"Why haven't you paid the judgment?" 7 On Your Side's Nina Pineda asked Earnestine Russell.
The director of the Bronx summer camp waived off 7 On Your Side's questions about the court ordered refund owed to this family.
"I'm infuriated. You know this is absolutely ridiculous. This is a woman who is an absolute pillar in the community," Natasha Bascoe said.
Earnestine Russell's used to good publicity.
As founder of the non-profit Baychester Youth Council, she was the subject of a documentary praising her as a hometown hero for helping at risk kids.
"Obviously I was upset, it's a large sum of money," Bascoe said.
Natasha Bascoe enrolled her four kids in Russell's Burch Dream Summer Day Camp.
She paid $3,600, $900 per child, which was worth it to her since the camp scheduled daily field trips.
"You never went to the museum?" Pineda asked.
"No," Dominic Bascoe said.
"Never went to the aquarium?" Pineda asked.
"No," Dominic Bascoe said.
"Adventureland," Pineda asked.
"No," Dominic Bascoe replied.
Dominic Bascoe says he and his 3 siblings went nowhere.
"I said I want a refund and my children would not be coming back to camp. She said she would process the refund within two weeks, Natasha Bascoe said.
That was in an email sent a year ago by Russell's daughter.
But after weeks, then months passed with no refund, Natasha took the charity and the camp to court.
"We spoke to an arbitrator, we came to an agreement which she would pay me $3,000 within 90 days," Natasha Bascoe said.
The clock ran out in May, it was time to get some answers.
"We're 7 On Your Side, I need to talk to you about the refund for Natasha, the judgment Natasha won in court," Pineda said.
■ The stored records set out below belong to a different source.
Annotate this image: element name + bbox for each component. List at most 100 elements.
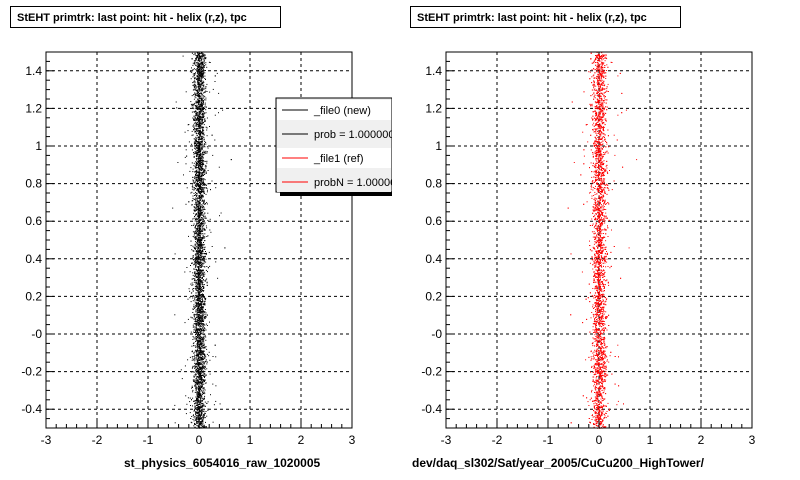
data-point [198,396,200,397]
data-point [201,273,203,275]
data-point [194,273,196,275]
data-point [197,106,199,108]
data-point [198,275,200,277]
data-point [200,58,202,60]
data-point [194,143,195,145]
data-point [202,419,204,421]
data-point [195,156,197,157]
data-point [203,169,205,171]
data-point [188,201,190,203]
data-point [201,67,203,68]
data-point [201,273,203,275]
data-point [205,142,207,143]
data-point [202,345,204,347]
data-point [196,359,198,361]
data-point [189,290,191,292]
data-point [204,78,206,79]
data-point [200,144,202,146]
data-point [195,164,197,166]
data-point [199,207,201,209]
data-point [191,371,193,373]
data-point [199,149,201,151]
data-point [200,379,202,381]
data-point [192,365,194,367]
data-point [200,82,202,84]
data-point [191,204,193,206]
data-point [198,383,200,385]
data-point [194,275,196,277]
data-point [191,149,193,151]
data-point [200,290,202,292]
data-point [192,107,194,109]
data-point [198,240,199,242]
data-point [198,52,200,54]
data-point [193,420,195,422]
data-point [205,126,207,128]
data-point [194,416,196,418]
y-tick-label: 0.4 [25,252,42,266]
data-point [200,177,202,179]
data-point [200,276,201,278]
data-point [199,256,200,258]
data-point [193,278,195,279]
data-point [199,184,201,186]
data-point [196,296,198,298]
data-point [194,323,196,324]
data-point [198,287,200,289]
data-point [207,409,209,411]
data-point [195,115,197,117]
data-point [202,331,204,333]
data-point [201,90,203,92]
data-point [196,147,198,148]
data-point [201,262,203,264]
data-point [198,324,200,326]
data-point [203,335,205,337]
data-point [200,348,202,350]
data-point [200,310,202,312]
data-point [198,53,200,55]
data-point [196,89,198,91]
data-point [202,233,204,234]
data-point [198,256,200,258]
data-point [196,162,197,164]
data-point [189,170,191,172]
data-point [201,156,203,158]
data-point [201,260,203,262]
data-point [201,116,203,118]
data-point [204,318,206,320]
data-point [201,190,203,192]
data-point [196,363,198,364]
data-point [196,154,198,156]
data-point [198,369,200,371]
data-point [193,416,195,418]
data-point [195,131,197,132]
data-point [197,306,199,308]
data-point [197,408,199,410]
data-point [201,337,203,339]
data-point [204,299,206,300]
data-point [191,399,192,401]
data-point [190,301,192,303]
data-point [203,255,205,257]
data-point [202,168,204,170]
data-point [201,296,202,298]
data-point [199,356,201,358]
data-point [199,74,201,76]
data-point [202,327,204,329]
data-point [194,261,196,263]
data-point [194,254,196,256]
data-point [200,360,202,362]
data-point [203,118,205,120]
data-point [198,355,199,357]
data-point [204,302,206,304]
data-point [191,284,193,286]
data-point [197,381,199,382]
data-point [203,387,205,389]
data-point [200,424,202,426]
data-point [196,254,198,256]
data-point [194,127,195,129]
data-point [200,70,202,72]
data-point [204,366,206,368]
data-point [198,206,200,207]
data-point [199,201,201,203]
"Not right now ma'am we got the kids here not right now, call me early in the morning," Russell said.
"We tried to call, you hung up," Pineda said.
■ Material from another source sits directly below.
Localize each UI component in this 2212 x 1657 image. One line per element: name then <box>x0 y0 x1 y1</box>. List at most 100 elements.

Earnestine Russell called minutes later saying her charity didn't have the money to pay Natasha.
But in the most current tax forms filed with New York State, the charity behind the summer camp, Baychester Youth Council, received more than a half a million in government grants.
That same year, Ms. Russell earned a six figure salary, $111,000, and was even issued a personal loan from the charity of nearly $160,000.
But at the end of the year, the charity was still in the red to the tune of $143,000.
"Do you understand she needs the money?" Pineda asked.
"Call me back later," Russell said.
Natasha still waiting - she says - haunted by the last words Ms. Russell spoke to her. "I will be paid in her time. Those were her exact words," Natasha Bascoe said, "I mean it's like a slap in the face, this is money that I worked hard for to send my children to enjoy their summer and this, I mean you're basically just telling me, you know, I'll get it when you feel like giving it to me."
Earnestine Russell told 7 On Your Side she was waiting on funding from the state to pay Natasha, but Eyewitness News found out from the Department of Education, they abruptly terminated their funding last May, but wouldn't discuss why.
Despite 7 On Your Side's calls and emails, Ms. Russell wouldn't comment about the finances of her charity saying only "it's a private matter."